There are not enough spaces in the IME

The situation is very different from one region to another. “The Amiens Academy is missing 17 AESH for this start of the academic year,” reports Alexis Trochet, National Secretary of Sgen-CFDT. “In Rhône, 400 students are unaccompanied,” SNUipp also revealed in a press release. There are several reasons for this: “The powers of the AESH are not implemented due to a lack of financial and human resources,” summarizes the rights defender. “There is a recruitment crisis due to very low wages,” adds Jean-Louis García. AESHs are usually given 24-hour contracts per week and receive around €800 per month. And even if the government has announced the recruitment of 4,000 additional AESH and that their numbers have increased by 35% in five years, the bill is not there.

Other children cannot be accommodated in an Institute of Medical Education (IME) “due to a lack of space in these adapted structures,” points out Sonia Ahehehinu of Unapei. “The waiting lists in some IMEs, like that of 93, are very long,” says Jean-Louis García.

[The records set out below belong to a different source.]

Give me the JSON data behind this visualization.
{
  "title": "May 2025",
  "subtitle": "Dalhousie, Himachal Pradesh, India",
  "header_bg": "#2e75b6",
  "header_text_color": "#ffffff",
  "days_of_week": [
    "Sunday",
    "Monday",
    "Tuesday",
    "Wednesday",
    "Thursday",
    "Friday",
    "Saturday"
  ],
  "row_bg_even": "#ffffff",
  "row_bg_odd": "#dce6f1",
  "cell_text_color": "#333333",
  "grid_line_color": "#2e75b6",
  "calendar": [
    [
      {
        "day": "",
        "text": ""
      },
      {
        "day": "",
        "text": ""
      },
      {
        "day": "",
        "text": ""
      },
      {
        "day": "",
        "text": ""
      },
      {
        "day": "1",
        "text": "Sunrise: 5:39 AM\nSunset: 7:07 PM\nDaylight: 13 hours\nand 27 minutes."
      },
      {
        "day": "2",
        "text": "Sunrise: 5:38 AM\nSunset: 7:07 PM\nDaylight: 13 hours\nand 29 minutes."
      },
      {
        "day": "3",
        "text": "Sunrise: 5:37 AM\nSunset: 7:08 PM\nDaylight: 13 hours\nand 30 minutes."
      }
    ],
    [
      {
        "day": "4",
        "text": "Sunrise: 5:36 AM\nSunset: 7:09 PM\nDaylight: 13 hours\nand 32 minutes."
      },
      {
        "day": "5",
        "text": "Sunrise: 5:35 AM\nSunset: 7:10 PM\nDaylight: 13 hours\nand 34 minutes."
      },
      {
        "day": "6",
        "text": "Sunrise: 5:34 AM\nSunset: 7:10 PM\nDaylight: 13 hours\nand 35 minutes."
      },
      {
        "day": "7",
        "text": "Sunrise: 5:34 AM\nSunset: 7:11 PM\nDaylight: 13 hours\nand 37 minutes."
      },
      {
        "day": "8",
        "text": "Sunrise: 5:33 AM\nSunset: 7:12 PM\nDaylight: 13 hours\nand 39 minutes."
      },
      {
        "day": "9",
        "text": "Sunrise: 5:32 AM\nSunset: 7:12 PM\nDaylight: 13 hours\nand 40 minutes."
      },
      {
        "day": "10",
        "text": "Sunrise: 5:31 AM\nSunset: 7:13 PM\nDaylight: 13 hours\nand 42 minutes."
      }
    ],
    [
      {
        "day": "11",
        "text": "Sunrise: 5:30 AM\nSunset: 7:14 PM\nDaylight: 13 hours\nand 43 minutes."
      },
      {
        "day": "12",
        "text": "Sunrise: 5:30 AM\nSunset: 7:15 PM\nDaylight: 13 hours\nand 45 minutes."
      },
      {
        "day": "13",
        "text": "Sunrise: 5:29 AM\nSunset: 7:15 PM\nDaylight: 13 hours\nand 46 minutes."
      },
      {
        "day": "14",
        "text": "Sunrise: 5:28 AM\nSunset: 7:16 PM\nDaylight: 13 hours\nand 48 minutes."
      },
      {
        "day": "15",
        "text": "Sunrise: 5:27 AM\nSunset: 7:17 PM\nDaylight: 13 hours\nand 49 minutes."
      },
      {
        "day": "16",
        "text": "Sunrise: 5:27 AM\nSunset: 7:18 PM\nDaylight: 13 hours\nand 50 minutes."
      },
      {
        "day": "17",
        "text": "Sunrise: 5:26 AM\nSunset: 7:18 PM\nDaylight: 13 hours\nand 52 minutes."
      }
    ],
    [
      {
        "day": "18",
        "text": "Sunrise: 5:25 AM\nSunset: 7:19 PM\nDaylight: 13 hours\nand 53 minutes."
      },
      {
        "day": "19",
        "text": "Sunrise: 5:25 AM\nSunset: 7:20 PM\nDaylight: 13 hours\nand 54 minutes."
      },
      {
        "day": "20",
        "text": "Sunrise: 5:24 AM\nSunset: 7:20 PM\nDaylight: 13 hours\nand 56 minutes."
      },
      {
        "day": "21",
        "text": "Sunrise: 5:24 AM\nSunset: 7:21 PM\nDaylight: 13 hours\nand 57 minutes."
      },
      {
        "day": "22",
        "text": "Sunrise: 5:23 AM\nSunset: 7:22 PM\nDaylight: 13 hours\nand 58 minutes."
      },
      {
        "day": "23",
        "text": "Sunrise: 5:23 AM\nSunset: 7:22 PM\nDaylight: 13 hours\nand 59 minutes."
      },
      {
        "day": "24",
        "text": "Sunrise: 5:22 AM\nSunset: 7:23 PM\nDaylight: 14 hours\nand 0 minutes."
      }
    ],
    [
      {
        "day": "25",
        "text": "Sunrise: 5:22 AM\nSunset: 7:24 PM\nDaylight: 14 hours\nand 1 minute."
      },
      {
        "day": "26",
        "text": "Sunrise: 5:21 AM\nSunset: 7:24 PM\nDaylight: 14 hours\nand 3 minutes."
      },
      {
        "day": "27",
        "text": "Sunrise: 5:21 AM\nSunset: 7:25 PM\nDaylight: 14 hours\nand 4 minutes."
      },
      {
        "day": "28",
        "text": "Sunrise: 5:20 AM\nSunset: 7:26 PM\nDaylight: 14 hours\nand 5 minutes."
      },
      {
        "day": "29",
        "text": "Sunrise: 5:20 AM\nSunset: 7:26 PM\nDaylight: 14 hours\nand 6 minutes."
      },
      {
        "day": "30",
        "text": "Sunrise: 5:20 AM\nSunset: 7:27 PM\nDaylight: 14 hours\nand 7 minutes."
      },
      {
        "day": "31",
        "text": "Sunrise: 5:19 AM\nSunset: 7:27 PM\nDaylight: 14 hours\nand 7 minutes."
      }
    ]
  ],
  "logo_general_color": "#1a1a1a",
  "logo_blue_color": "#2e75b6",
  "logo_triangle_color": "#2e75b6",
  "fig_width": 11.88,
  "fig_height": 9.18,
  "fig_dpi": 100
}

“It’s a waste of a chance for the child”

The fact that he is deprived of school will obviously have serious consequences in a child’s life: “The more we move away from school, the more he risks developing behavioral problems and then being referred to a specialized institution,” emphasizes Sonia Ahehehinu. “It’s a waste of luck,” adds Jean-Louis Garcia. Very often, parents have to experiment with schooling at home, even if it means reorganizing their lives: “The consequences on their professional, family and economic life are severe,” emphasizes Sonia Ahehehinu.

To limit the breakdown, associations support families to try to unblock these situations. “We meet with academy inspectors and ministerial advisers,” explains Jean-Louis García. For its part, Unapei has relaunched its #Jaipasecole campaign for the fourth year and the www.marentree.org platform that collects testimonies from affected families. As for the government, it offers one toll-free number (0.805.805.110) to help families. But for the Defender of Rights it is necessary no longer to act in reaction, but in anticipation. “I’m sorry that the acceptance of children with disabilities in school is too often tinkered with,” she says. Another challenge for Pap Ndiaye.